Project designers Russ Herndon and Allyn Lambert created the 20-by-24-foot glass greenhouse topper using a black steel frame and tempered, low-emissivity glass. The space below the greenhouse, lovingly dubbed "the bunker" by the Nesbits, has a kitchen and living quarters that serve as a small guesthouse. This space had once been the basement of the original dwelling and had been surrounded by hillside to make an earth berm-style structure. As it had originally been built into the ground, the space remains cool even when the greenhouse is 120 degrees. Automated fans kick in when the greenhouse is above 90 degrees, and the heaters turn on when it’s below 50 degrees.

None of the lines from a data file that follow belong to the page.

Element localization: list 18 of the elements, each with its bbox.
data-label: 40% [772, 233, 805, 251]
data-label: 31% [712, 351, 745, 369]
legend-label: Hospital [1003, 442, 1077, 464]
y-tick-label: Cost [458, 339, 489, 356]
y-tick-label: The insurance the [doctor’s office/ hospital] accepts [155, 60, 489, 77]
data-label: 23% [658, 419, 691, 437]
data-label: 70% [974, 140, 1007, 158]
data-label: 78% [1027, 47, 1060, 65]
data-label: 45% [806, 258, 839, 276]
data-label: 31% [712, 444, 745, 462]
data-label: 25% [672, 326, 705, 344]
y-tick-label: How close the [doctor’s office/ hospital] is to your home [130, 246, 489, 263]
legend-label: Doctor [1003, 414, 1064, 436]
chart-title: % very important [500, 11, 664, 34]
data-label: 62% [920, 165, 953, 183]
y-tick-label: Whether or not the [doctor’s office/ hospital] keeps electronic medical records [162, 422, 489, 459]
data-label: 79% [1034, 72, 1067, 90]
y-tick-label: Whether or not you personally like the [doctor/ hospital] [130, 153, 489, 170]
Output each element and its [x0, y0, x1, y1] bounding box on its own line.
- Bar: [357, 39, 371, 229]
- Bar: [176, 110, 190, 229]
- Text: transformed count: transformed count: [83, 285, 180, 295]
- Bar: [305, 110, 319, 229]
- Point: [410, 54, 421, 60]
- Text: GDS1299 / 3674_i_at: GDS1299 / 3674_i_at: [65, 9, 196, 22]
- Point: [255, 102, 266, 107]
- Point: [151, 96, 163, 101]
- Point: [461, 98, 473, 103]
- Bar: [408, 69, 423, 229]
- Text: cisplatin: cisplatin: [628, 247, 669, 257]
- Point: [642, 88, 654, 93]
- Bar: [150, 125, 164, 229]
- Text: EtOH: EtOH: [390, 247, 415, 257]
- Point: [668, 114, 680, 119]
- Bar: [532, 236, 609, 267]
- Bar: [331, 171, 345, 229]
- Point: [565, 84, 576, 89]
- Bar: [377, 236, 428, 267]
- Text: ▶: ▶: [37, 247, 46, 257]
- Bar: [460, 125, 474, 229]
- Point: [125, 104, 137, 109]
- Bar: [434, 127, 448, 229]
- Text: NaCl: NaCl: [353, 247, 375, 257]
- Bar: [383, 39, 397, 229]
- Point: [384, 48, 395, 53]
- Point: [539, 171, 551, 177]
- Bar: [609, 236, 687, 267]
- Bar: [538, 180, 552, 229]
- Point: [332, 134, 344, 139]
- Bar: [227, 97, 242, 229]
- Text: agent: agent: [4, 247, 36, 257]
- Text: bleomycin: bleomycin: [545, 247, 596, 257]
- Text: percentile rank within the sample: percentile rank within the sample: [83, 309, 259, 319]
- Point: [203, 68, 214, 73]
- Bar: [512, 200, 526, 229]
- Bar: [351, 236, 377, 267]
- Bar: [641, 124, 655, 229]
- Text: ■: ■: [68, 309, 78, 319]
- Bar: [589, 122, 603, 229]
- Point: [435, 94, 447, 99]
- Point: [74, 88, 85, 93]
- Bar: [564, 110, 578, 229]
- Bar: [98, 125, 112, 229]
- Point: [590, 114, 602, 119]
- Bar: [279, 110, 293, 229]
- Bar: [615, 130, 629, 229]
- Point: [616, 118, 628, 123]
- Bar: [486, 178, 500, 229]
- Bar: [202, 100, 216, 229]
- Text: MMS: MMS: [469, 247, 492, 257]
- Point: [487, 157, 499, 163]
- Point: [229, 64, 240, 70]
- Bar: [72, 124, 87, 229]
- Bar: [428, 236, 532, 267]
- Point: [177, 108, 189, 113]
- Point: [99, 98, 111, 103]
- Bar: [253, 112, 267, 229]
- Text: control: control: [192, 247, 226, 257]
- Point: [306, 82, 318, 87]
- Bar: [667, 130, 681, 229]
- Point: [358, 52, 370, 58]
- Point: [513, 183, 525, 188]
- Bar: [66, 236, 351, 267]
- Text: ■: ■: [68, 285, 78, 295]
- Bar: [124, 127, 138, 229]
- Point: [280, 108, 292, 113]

The new exterior is covered in gray steel paneling to match a new build Loren Wood also constructed for the couple, a 1,400-square-foot house serving as the couple’s primary residence. This building comes with a "watchtower" and, Herndon says, is meant to mimic the form and height of the greenhouse, creating a sense of cohesion between the two buildings. Both have a modern, industrialized style boasting clean, simple lines so the ample, 360-degree views would take pride of place.
This second building is perched out on the knoll overlooking a picturesque landscape. Even though the views are outstanding, had the original owner built their earth berm home here, they would have dug down into limestone. Both the new build and the renovated building are located on the south side of Bloomington, Indiana, a college town surrounded by rolling hills and countryside. The greenhouse and watchtower capitalize on the views.
How they pulled it off: The greenhouse
- The greenhouse has a truss system, which supports the weight of the glass, bringing the load down upon the exterior walls.
The greenhouse itself is made of low-emissivity glass, treated with a transparent coating that increases the energy efficiency of the glass by blocking the sun’s intense rays during summer and preventing heat escape during winter. The glass is also tempered so that it can survive a hailstorm.
The original building’s foundation was sagging in places, and the building itself arguably should have been condemned. Once the decision was made to salvage the basement floor and place a greenhouse overtop, the team truncated the foundation, cutting it back so that it was only as big as they needed the greenhouse to be. A concrete pumper was brought in, and the team put rebar down in the core of the blocks that were then filled with concrete. Buttresses were added to shore it all up.
The fireplace was preserved with the original masonry and some veneer in place to honor the original building.
The greenhouse idea also appealed to the homeowners because it increased the amount of entertaining space they had while enabling them to overwinter plants. As homesteaders, the couple likes to grow their own food and propagate native plants, including black willow trees, the only tree-size willow in the state and native to wetlands, that they then reintroduce to the wild.
Some of their friends and family were unsure why the couple would choose to live out in the woods. According to Nesbit, "Most people at first thought we were crazy. ‘Why leave Lake Lemon for this?’ they’d ask. But it’s such a special property, and we hated the idea of it falling into the hands of a developer." The plot is 97 acres surrounded by another lot of 300 acres surrounded by yet another lot of 100 acres. "In another 100 years, what if all this is developed? What a shame that would be."